Les troupes de comédiens de province du 17e siècle, ont pris l'habitude, pour attirer un public restreint et confronté à une offre de pièce limitée et un peu identique dans toutes ces troupes, à ajouter à la grande tragédie en cinq actes, une petite pièce comique, bricolée par un des comédiens ayant un petit talent d'auteur. La troupe de
Molière, lors de son installation à Paris, où elle partage dans un premier temps le même théâtre que les comédiens italiens, garde cette habitude à la capitale, d'autant plus que sa façon de jouer, « plus naturelle », moins outrée, et permettant moins au public de faire le brouhaha, n'est pas un franc succès auprès du public parisien, qui a à sa disposition à l'époque plusieurs autres troupes installées. Les petites pièces de
Molière, quant à elles, font accourir le public et assurent le succès financier. Mais elles ne sont pas considérées comme une vraie oeuvre, pas d'éditions de ces pièces (beaucoup de ces premières productions de
Molière sont perdues), jusqu'à ce qu'une d'entre elle, ces Précieuses ridicules justement, subisse la tentative d'une édition pirate par un libraire, ce qui pousse
Molière à l'éditer lui-même. le succès à répétition de ces petites pièces de
Molière va aboutir à ce que d'autres troupes adoptent cette pratique à Paris, e1793t cela va devenir la règle ; lorsque la
Comédie Française se crée, une petite pièce sera présentée systématique en complément de la grande pièce, et cela va perdurer jusqu'à la fermeture du théâtre en 1793 pendant la Révolution française.
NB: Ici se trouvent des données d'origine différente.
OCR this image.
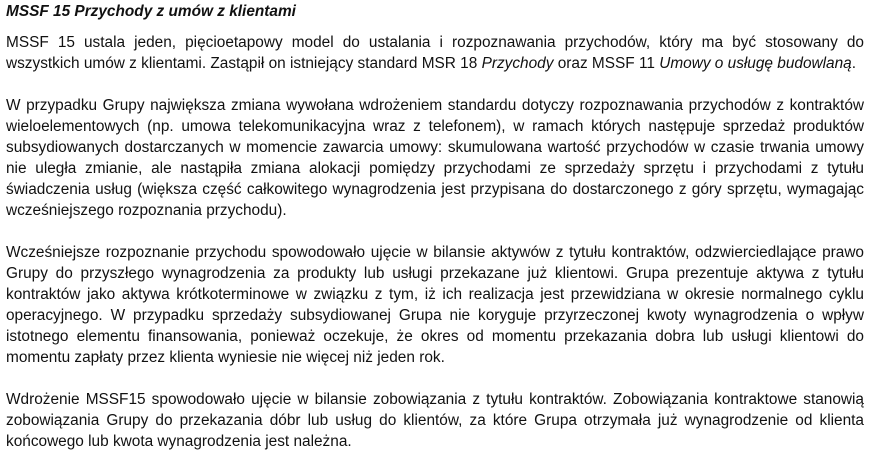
MSSF 15 Przychody z umów z klientami

MSSF 15 ustala jeden, pięcioetapowy model do ustalania i rozpoznawania przychodów, który ma być stosowany do wszystkich umów z klientami. Zastąpił on istniejący standard MSR 18 Przychody oraz MSSF 11 Umowy o usługę budowlaną.

W przypadku Grupy największa zmiana wywołana wdrożeniem standardu dotyczy rozpoznawania przychodów z kontraktów wieloelementowych (np. umowa telekomunikacyjna wraz z telefonem), w ramach których następuje sprzedaż produktów subsydiowanych dostarczanych w momencie zawarcia umowy: skumulowana wartość przychodów w czasie trwania umowy nie uległa zmianie, ale nastąpiła zmiana alokacji pomiędzy przychodami ze sprzedaży sprzętu i przychodami z tytułu świadczenia usług (większa część całkowitego wynagrodzenia jest przypisana do dostarczonego z góry sprzętu, wymagając wcześniejszego rozpoznania przychodu).

Wcześniejsze rozpoznanie przychodu spowodowało ujęcie w bilansie aktywów z tytułu kontraktów, odzwierciedlające prawo Grupy do przyszłego wynagrodzenia za produkty lub usługi przekazane już klientowi. Grupa prezentuje aktywa z tytułu kontraktów jako aktywa krótkoterminowe w związku z tym, iż ich realizacja jest przewidziana w okresie normalnego cyklu operacyjnego. W przypadku sprzedaży subsydiowanej Grupa nie koryguje przyrzeczonej kwoty wynagrodzenia o wpływ istotnego elementu finansowania, ponieważ oczekuje, że okres od momentu przekazania dobra lub usługi klientowi do momentu zapłaty przez klienta wyniesie nie więcej niż jeden rok.

Wdrożenie MSSF15 spowodowało ujęcie w bilansie zobowiązania z tytułu kontraktów. Zobowiązania kontraktowe stanowią zobowiązania Grupy do przekazania dóbr lub usług do klientów, za które Grupa otrzymała już wynagrodzenie od klienta końcowego lub kwota wynagrodzenia jest należna.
Plusieurs registres se rejoignent dans ces Précieuses ridicules. le thème du valet déguisé en maître est un grand classique du courant burlesque de la comédie, imité au départ de la comédie espagnole. Et justement la troupe de
Molière vient d'engager Jodelet, l'auteur comique le plus célèbre à son époque, justement grâce à ses rôles de valet déguisé en maître et qui adopte un comportement totalement à l'opposé de celui qu'on attendrait d'un noble seigneur, les pièces comme Jodelet ou le Maître valet de Scarron et Jodelet prince de
Thomas Corneille sont d'ailleurs à l'affiche de la troupe de
Molière à l'époque. Mais Jodelet est à l'époque âgé, et le public connaît trop bien ces pièces. Donc
Molière va créer une pièce qui utilise les talents de Jodelet mais dans un cadre nouveau, celui des salons parisiens de l'époque, en faisant une parodie des usages à la mode, chez son public, qu'il pense être à même d'apprécier une satire, d'autant plus acceptable, que les personnages des Précieuses ridicules sont en réalités des provinciales qui aspirent à une façon de vivre qu'elles ne connaissent que par les livres et qui la singent d'une façon grotesque. Lui-même seconde Jodelet dans un rôle de valet déguisé, Mascarille. Il s'appuie pour inventer sa satire, sur les écrits de
Charles Sorel, qui a parodié les moeurs galantes qui ont cours dans les salons, en particulier dans un texte qui s'appelle Les lois de la galanterie.
Donc nos deux jeunes femmes débarquées de leur province, Cathos et Madelon, traitent fort mal les prétendants choisis par leur père et oncle. Les jeunes gens décident de se venger, en leur envoyant leurs valets déguisés en seigneurs et qui singent les galants fréquentant les salons. Les deux cousines s'y laissent prendre, jusqu'à ce que les valets ne soient dénoncés et houspillés par leurs maîtres qui accomplissent ainsi leur vengeance.
Une pièce courte, d'une grande efficacité comique, qui combine d'une façon condensée mais en même temps très habile divers aspects de la comédie de l'époque, tout en ayant une véritable originalité, il ne s'agit pas uniquement de reprendre des modèles, venus de l'Italie ou d'Espagne, mais d'ancrer la comédie, la satire, dans le contexte de son temps, dans les usages et les moeurs en cours, ce qui permet aux spectateurs d'être plus proches, plus concernés directement par ce qui se passe sur la scène.
Molière fait à fois la preuve d'une grande maîtrise des codes et conventions de l'époque, et d'une vraie inventivité.